Hi and thanks!
A little background is probably in order here:
Since I started this thread, I tried some more analysis and was unable to find any problem with the /home partition, so I have to assume that it was a bad install of some sort.
After some thought I removed the 20Gb drive then reinstalled OS 11.0 on the 120Gb drive alone, reformatting it with the default configuration.
This got as far as the runlevel 3 login, the problem now turned out to be the NVidia proprietary driver! >:(
After reverting to the OSS driver I was able to boot Xen fine, only to find out that my CPU was too old to run “full virtualization” (Athlon 1700+) and that this is required to run a Windows OS.
Since my intent is to use the virtual OS to run the few Windows apps that won’t run under either Wine or Mono (Quickbooks Pro being the nastiest example so far) I am reverting to VMware - which DOES work fine with Windows on this machine although it is awkward.
My plan is to migrate the legacy Windows stuff to my oldest hardware while I get the newer 64 bit machines going with Linux/OS equivalents.
Our evaluation is that GNUCash will do everything that we have Quickbooks doing for example, but you don’t just dump an accounting package without a LOT of testing.
Trouble is I can’t afford to shut down my business while I do all that!
We also run some specialized Financial apps which are written by really bad programmers who know the finance end very well, so likely I iwll never manage to migrate completely.
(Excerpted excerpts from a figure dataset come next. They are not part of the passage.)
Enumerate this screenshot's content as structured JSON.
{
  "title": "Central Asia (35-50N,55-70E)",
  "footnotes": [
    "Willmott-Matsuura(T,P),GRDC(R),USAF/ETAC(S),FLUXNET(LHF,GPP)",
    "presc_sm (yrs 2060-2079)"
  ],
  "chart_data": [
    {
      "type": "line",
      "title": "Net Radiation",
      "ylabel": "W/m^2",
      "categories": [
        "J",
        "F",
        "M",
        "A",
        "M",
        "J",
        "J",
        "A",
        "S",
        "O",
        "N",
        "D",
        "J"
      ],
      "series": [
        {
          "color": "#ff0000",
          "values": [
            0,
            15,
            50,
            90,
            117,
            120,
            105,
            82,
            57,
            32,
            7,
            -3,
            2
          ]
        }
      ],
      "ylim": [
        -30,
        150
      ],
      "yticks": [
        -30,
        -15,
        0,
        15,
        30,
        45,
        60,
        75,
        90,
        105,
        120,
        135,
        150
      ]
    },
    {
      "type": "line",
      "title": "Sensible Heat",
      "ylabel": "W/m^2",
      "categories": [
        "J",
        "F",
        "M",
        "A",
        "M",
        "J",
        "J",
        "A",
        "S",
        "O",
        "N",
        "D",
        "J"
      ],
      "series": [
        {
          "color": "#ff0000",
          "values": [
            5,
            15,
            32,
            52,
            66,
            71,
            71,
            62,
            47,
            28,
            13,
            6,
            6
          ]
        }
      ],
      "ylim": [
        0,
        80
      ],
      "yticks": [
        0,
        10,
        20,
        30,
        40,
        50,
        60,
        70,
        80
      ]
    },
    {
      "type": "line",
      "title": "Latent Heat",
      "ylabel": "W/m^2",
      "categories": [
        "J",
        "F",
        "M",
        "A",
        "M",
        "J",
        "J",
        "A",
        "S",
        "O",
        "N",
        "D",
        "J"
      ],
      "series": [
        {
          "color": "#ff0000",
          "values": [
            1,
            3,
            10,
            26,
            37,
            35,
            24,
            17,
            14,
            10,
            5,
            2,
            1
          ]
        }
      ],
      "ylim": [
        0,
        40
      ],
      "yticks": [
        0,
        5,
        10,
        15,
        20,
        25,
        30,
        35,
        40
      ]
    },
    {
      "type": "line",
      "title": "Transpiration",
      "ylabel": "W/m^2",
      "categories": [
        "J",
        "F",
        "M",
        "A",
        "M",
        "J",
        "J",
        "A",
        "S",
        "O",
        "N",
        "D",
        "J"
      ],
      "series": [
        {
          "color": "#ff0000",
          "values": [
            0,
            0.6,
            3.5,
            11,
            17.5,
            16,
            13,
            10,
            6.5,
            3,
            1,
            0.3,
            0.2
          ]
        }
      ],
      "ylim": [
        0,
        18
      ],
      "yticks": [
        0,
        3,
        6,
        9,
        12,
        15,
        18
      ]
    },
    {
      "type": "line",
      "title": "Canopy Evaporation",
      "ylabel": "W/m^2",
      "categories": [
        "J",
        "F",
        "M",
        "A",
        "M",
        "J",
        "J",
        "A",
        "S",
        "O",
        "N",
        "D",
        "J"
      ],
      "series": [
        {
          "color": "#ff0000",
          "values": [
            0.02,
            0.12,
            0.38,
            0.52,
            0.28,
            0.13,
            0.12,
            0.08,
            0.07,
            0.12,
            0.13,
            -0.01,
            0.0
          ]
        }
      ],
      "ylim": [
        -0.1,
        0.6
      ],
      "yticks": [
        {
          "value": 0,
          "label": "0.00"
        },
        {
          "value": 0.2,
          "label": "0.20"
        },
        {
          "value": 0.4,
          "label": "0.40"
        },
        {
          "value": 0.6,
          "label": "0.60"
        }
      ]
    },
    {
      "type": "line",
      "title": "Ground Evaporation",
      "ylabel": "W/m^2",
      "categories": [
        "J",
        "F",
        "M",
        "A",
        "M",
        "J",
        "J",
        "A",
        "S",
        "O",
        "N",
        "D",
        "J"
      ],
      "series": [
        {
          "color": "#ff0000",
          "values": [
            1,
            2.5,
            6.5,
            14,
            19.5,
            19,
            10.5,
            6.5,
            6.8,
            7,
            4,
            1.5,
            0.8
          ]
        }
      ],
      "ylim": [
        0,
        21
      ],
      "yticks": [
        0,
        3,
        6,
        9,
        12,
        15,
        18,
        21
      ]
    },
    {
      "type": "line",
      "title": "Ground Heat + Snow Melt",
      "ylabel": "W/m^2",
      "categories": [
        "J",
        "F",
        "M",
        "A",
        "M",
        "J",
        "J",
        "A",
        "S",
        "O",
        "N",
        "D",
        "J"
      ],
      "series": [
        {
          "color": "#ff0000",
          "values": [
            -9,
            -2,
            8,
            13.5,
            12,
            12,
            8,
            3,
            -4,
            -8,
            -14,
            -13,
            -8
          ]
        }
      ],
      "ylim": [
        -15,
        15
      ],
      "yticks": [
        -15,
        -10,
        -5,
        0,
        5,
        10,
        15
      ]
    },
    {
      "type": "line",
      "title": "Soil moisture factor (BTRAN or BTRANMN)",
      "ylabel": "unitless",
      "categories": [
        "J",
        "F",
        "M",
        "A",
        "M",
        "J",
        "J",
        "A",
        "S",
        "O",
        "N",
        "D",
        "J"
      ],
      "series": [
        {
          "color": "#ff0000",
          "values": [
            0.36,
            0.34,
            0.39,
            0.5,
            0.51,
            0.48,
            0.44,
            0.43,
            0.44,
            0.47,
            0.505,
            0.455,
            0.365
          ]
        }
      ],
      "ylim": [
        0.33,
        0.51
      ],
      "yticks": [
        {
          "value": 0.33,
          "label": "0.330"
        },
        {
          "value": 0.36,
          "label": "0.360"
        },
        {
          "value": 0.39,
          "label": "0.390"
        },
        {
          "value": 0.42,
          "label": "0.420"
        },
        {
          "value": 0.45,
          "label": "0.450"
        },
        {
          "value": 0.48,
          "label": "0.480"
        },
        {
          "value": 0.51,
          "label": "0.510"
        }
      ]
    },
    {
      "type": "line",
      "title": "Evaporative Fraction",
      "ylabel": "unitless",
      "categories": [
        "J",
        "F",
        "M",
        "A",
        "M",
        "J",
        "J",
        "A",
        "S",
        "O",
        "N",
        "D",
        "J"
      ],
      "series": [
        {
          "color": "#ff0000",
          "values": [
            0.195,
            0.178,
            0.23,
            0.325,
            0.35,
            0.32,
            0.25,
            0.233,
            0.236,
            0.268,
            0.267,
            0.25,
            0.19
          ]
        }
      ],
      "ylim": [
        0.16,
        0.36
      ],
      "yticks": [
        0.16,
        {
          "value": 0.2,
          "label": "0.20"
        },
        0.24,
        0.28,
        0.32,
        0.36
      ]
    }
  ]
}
This also means that the time I spend getting things to work depends on other priorities, sometimes the Linus stuff sits for weeks this week I have manged four straight days of working on it and made great progress.
It looks like the set up from The Perfect Desktop - OpenSUSE 11 (GNOME) | HowtoForge - Linux Howtos and Tutorials will do what I need, once I manage to get everything installed properly.
THEN I just need to pull the plug on the present WinXP system and start the migration for real.
Ironically the last machine to migrate will likely be the new Vista HP/AMD Quad machine that is giving everyone fits and started this whole migration project.
Part of the problem with it is that it needs stuff that will only run under Win 95(!!) - it won’t even run under “compatibility mode” in Vista.
Anyway thanks again for the help and hopefully I will be able to return the favor to others in the near future.
I am already planning on writing a migration guide of some sort since I am sure that we are not the only people having these problems.